La conclusion: la maman blogueuse est venue me donner des nouvelles
La terre a continué de tourner et le soleil s'est levé comme à son habitude en cette journée fraîche de septembre. Le ton arc-en-ciel de cette ultime journée de rentrée fut donné par une envolée de montgolfières colorées, au rythme effréné des petits pas sur les trottoirs du corridor scolaire.
Cette semaine aura été difficile pour toutes les mamans. Le retour des boîtes à lunch, des sacs à dos, des étiquettes jusqu'aux oreilles et des pleurs de décharge de nos tout petits qui entrent dans un univers qui les dépasse encore.
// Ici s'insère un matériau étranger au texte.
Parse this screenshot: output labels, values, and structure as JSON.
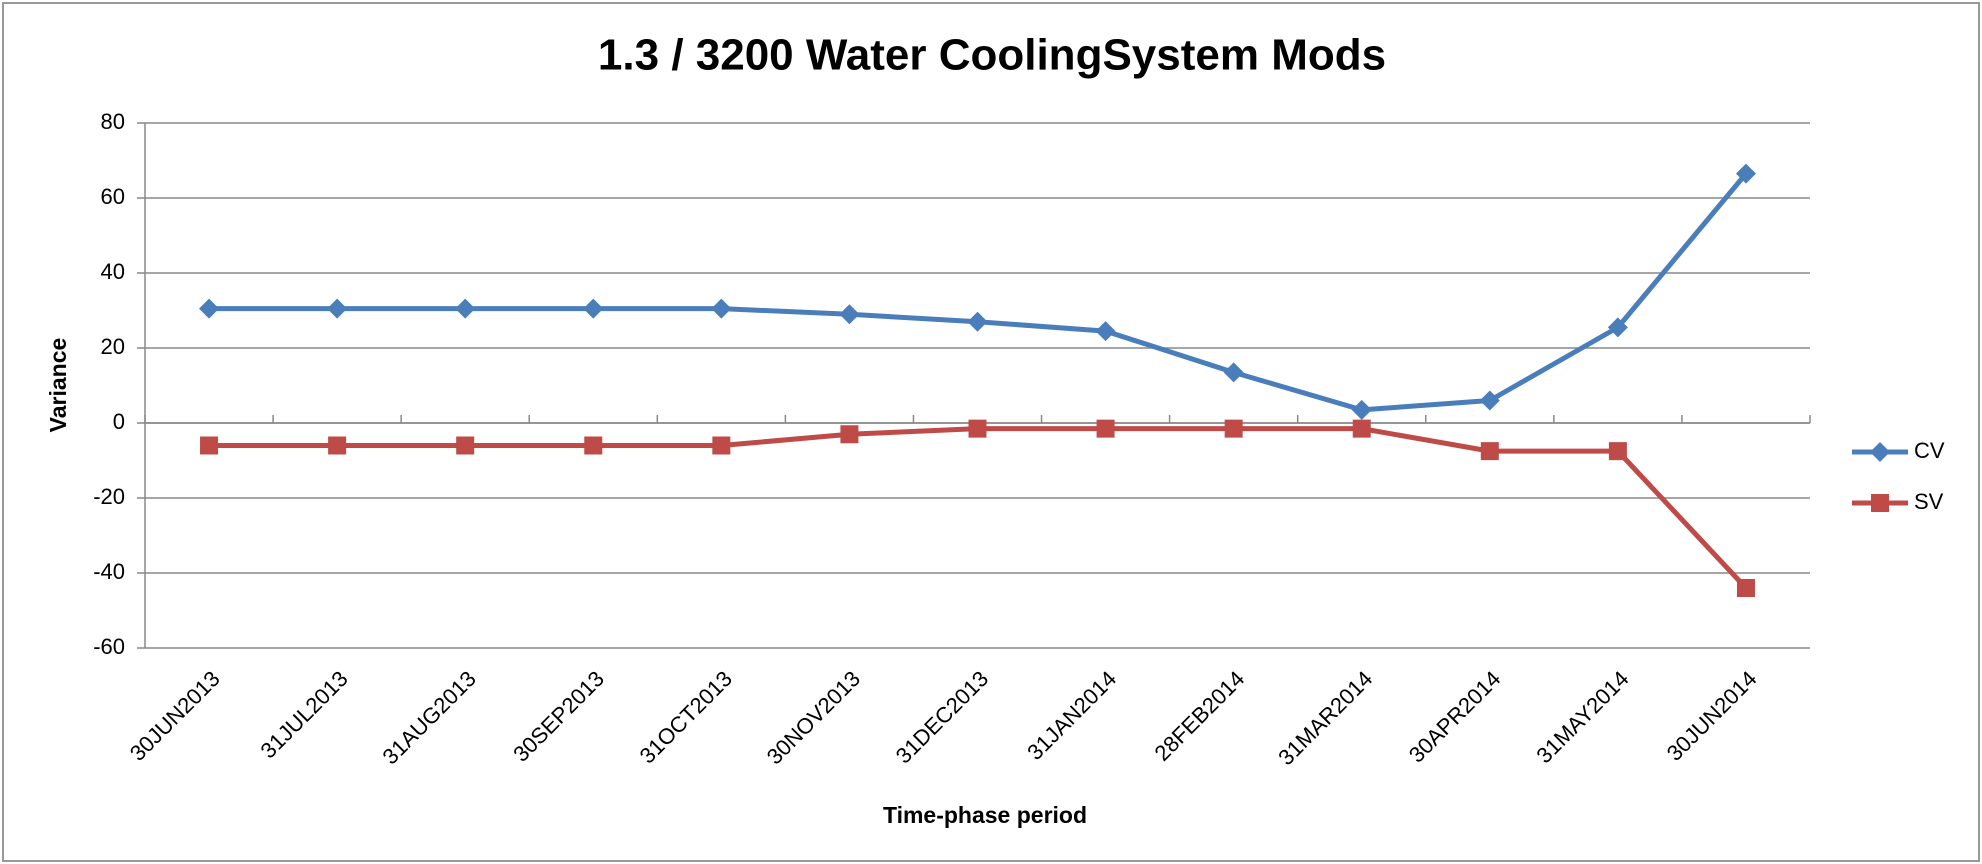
{
  "chart_data": {
    "type": "line",
    "title": "1.3 / 3200 Water CoolingSystem Mods",
    "xlabel": "Time-phase period",
    "ylabel": "Variance",
    "categories": [
      "30JUN2013",
      "31JUL2013",
      "31AUG2013",
      "30SEP2013",
      "31OCT2013",
      "30NOV2013",
      "31DEC2013",
      "31JAN2014",
      "28FEB2014",
      "31MAR2014",
      "30APR2014",
      "31MAY2014",
      "30JUN2014"
    ],
    "series": [
      {
        "name": "CV",
        "color": "#4a7ebb",
        "marker": "diamond",
        "values": [
          30.5,
          30.5,
          30.5,
          30.5,
          30.5,
          29,
          27,
          24.5,
          13.5,
          3.5,
          6,
          25.5,
          66.5
        ]
      },
      {
        "name": "SV",
        "color": "#be4b48",
        "marker": "square",
        "values": [
          -6,
          -6,
          -6,
          -6,
          -6,
          -3,
          -1.5,
          -1.5,
          -1.5,
          -1.5,
          -7.5,
          -7.5,
          -44
        ]
      }
    ],
    "ylim": [
      -60,
      80
    ],
    "yticks": [
      -60,
      -40,
      -20,
      0,
      20,
      40,
      60,
      80
    ],
    "grid": true,
    "legend": "right"
  }
}
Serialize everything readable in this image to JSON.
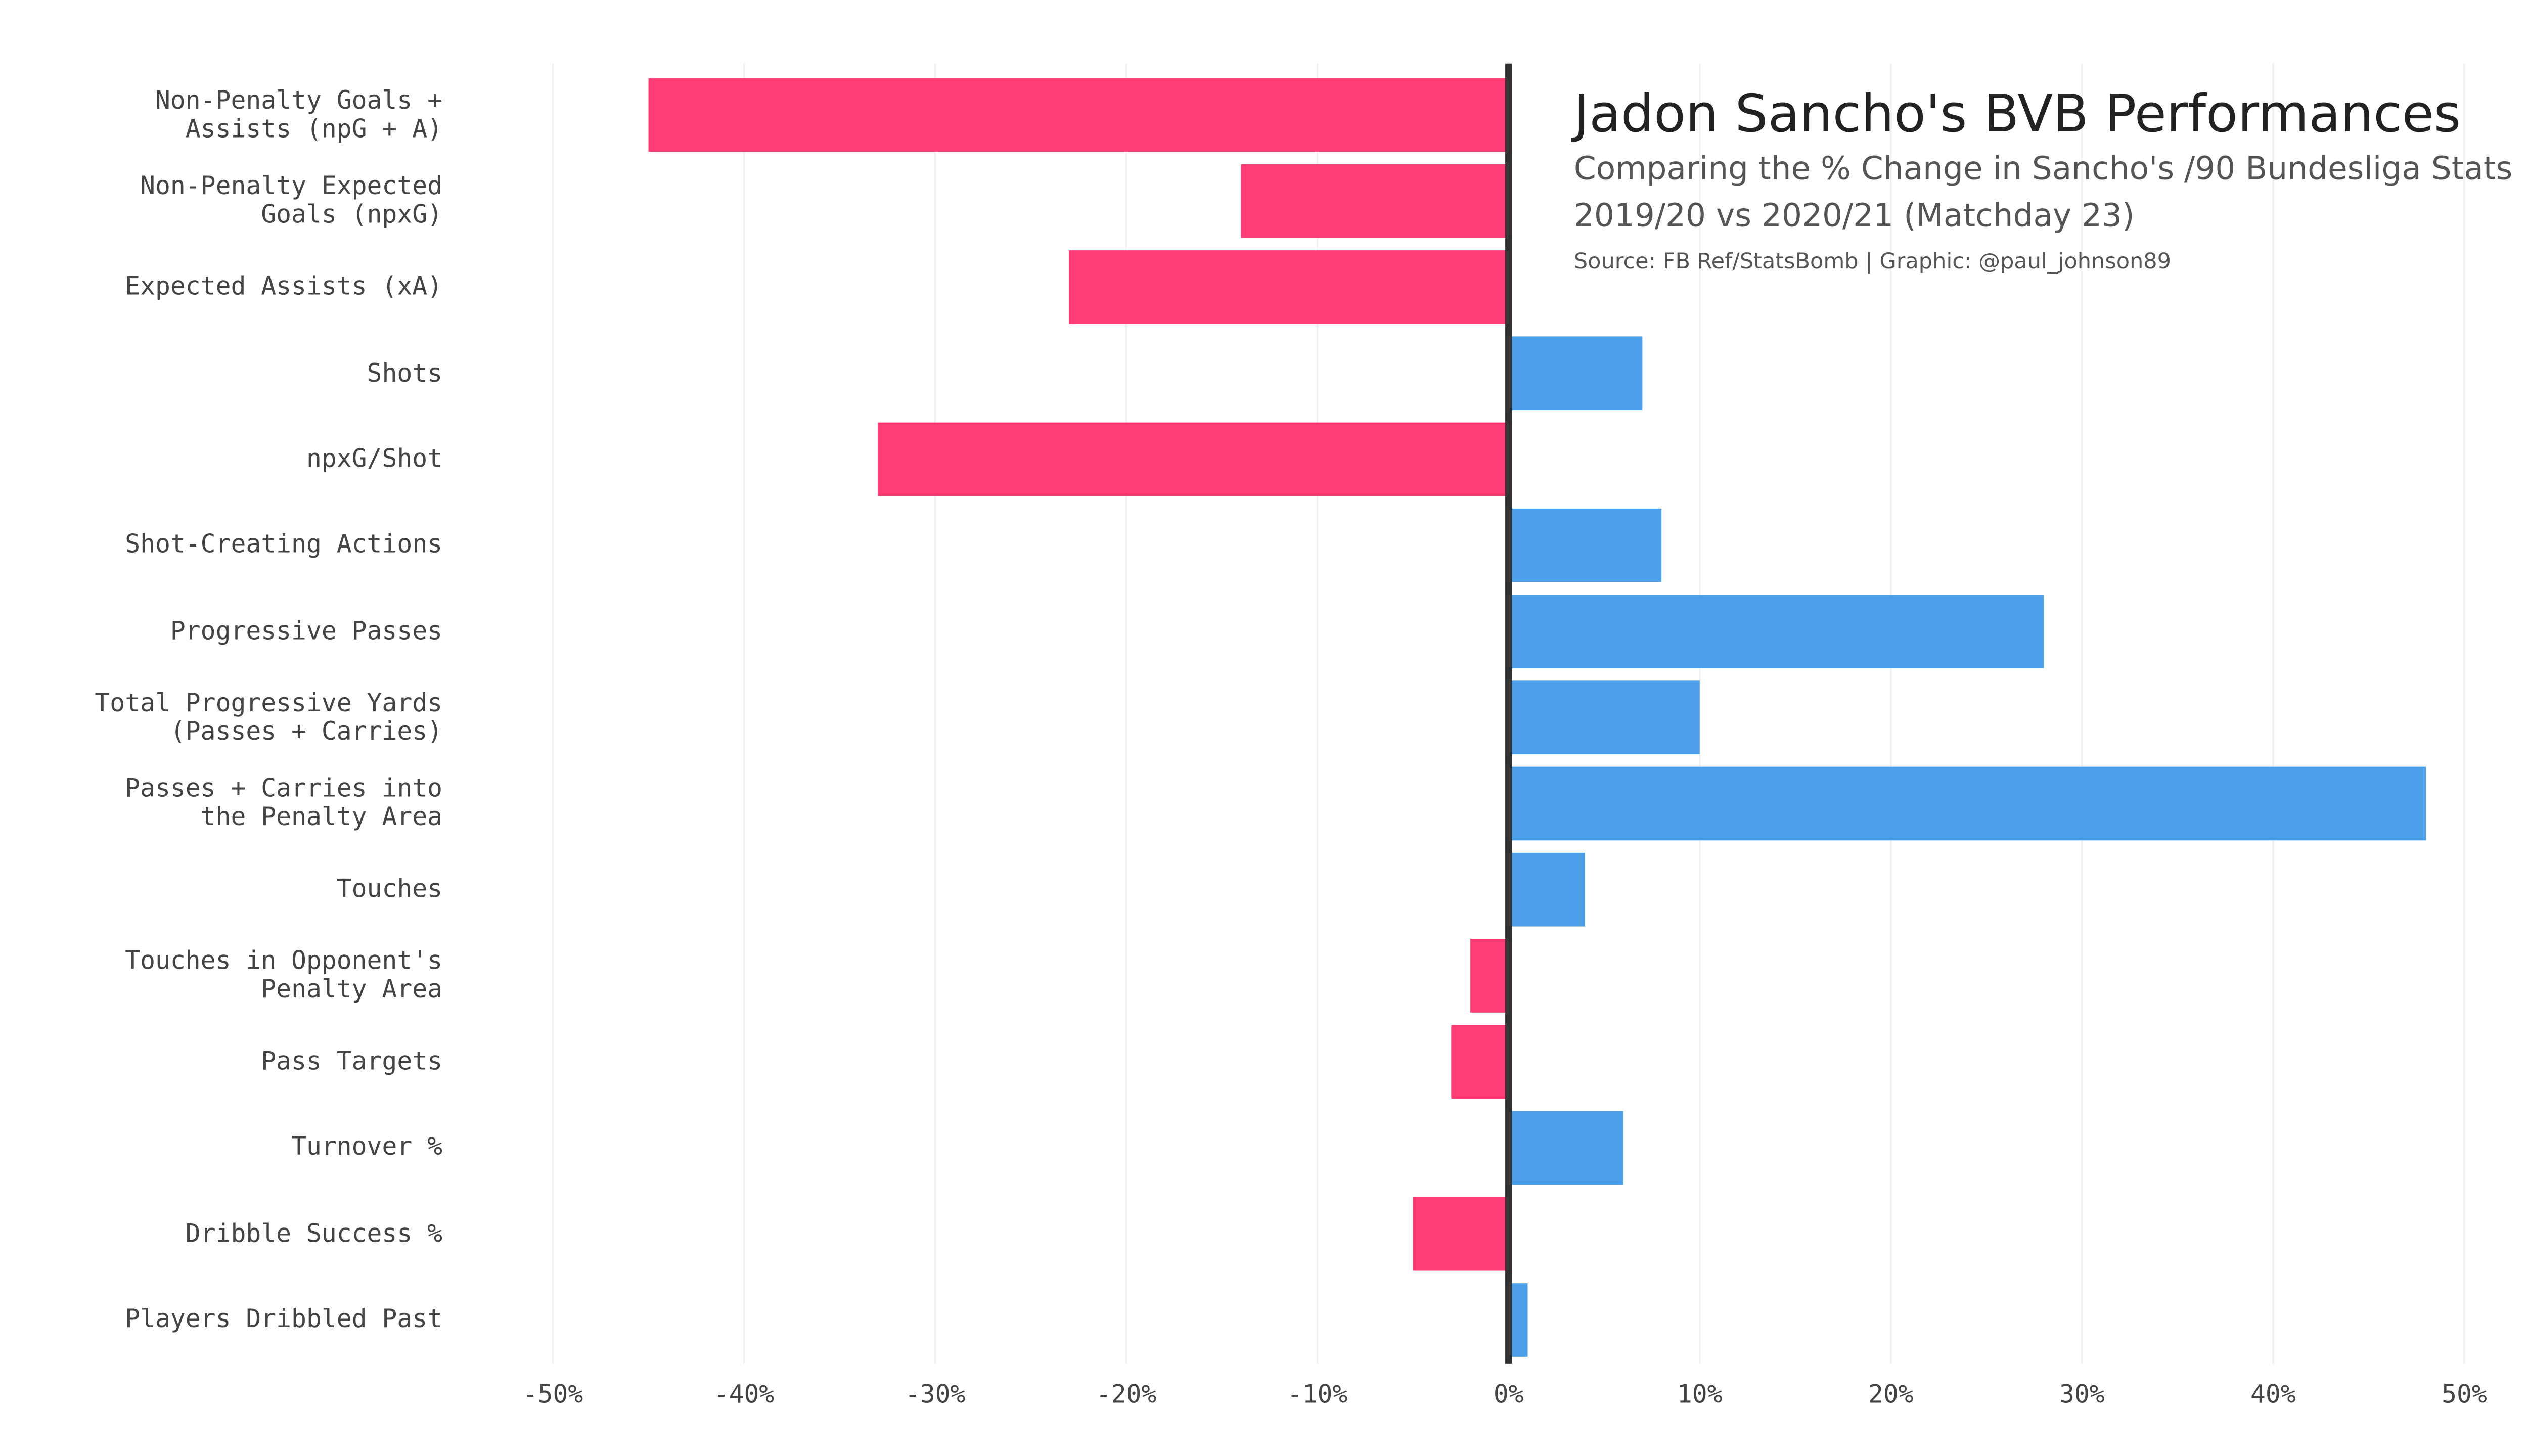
{
  "chart_data": {
    "type": "barh",
    "title": "Jadon Sancho's BVB Performances",
    "subtitle": [
      "Comparing the % Change in Sancho's /90 Bundesliga Stats",
      "2019/20 vs 2020/21 (Matchday 23)"
    ],
    "source": "Source: FB Ref/StatsBomb | Graphic: @paul_johnson89",
    "categories": [
      "Non-Penalty Goals +\nAssists (npG + A)",
      "Non-Penalty Expected\nGoals (npxG)",
      "Expected Assists (xA)",
      "Shots",
      "npxG/Shot",
      "Shot-Creating Actions",
      "Progressive Passes",
      "Total Progressive Yards\n(Passes + Carries)",
      "Passes + Carries into\nthe Penalty Area",
      "Touches",
      "Touches in Opponent's\nPenalty Area",
      "Pass Targets",
      "Turnover %",
      "Dribble Success %",
      "Players Dribbled Past"
    ],
    "values": [
      -45,
      -14,
      -23,
      7,
      -33,
      8,
      28,
      10,
      48,
      4,
      -2,
      -3,
      6,
      -5,
      1
    ],
    "colors": {
      "positive": "#4a9fe8",
      "negative": "#ff3d74"
    },
    "xlim": [
      -50,
      50
    ],
    "xticks": [
      {
        "value": -50,
        "label": "-50%"
      },
      {
        "value": -40,
        "label": "-40%"
      },
      {
        "value": -30,
        "label": "-30%"
      },
      {
        "value": -20,
        "label": "-20%"
      },
      {
        "value": -10,
        "label": "-10%"
      },
      {
        "value": 0,
        "label": "0%"
      },
      {
        "value": 10,
        "label": "10%"
      },
      {
        "value": 20,
        "label": "20%"
      },
      {
        "value": 30,
        "label": "30%"
      },
      {
        "value": 40,
        "label": "40%"
      },
      {
        "value": 50,
        "label": "50%"
      }
    ],
    "grid": true
  }
}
J'ai eu le cœur gonflé d'amertume. La semaine a été longue. Tous les jours j'ai accompagné ma grande en essayant de la convaincre que ça allait être merveilleux. Mais je n'ai pas pu m'empêcher de lancer la remarque sur la ségrégation des groupes, un peu fort, devant l'ensemble du corps professoral hier matin. Il faut croire que ça aura donné quelque chose, car surprise, ce matin, on a fait un beau Méli Mélo des groupes et étrangement, les visages se sont
diversifiés.
Ma peine et ma colère étaient justifiés. Les mamans qui ont fait pleuvoir des insultes sur les réseaux sociaux ne hantent plus mon esprit. J'ai fait ce qui est juste, j'ai dénoncé. La morale de l'histoire : tout le monde contribue à la justice. Les mamans d'aujourd'hui contribuent à façonner la société de demain, en éduquant des humains dans la bienveillance envers soi-même et les autres. Être témoin, c'est prendre position. Je n'ai pas choisi de porter quelque flambeau qu'il
soit. J'ai juste décidé de me tenir debout pour faire du monde qui m'entoure un monde un peu meilleur, une journée à la fois.

1 commentaire

  • Bravo d’avoir dénoncé cette situation d’injustice. Cela ne fera pas disparaître tous les cas de racismes, mais chaque geste compte pour aller dans la bonne direction. J’espère que les personnes responsables de cette ségrégation doivent maintenant rendre comptes de leurs choix déplorables.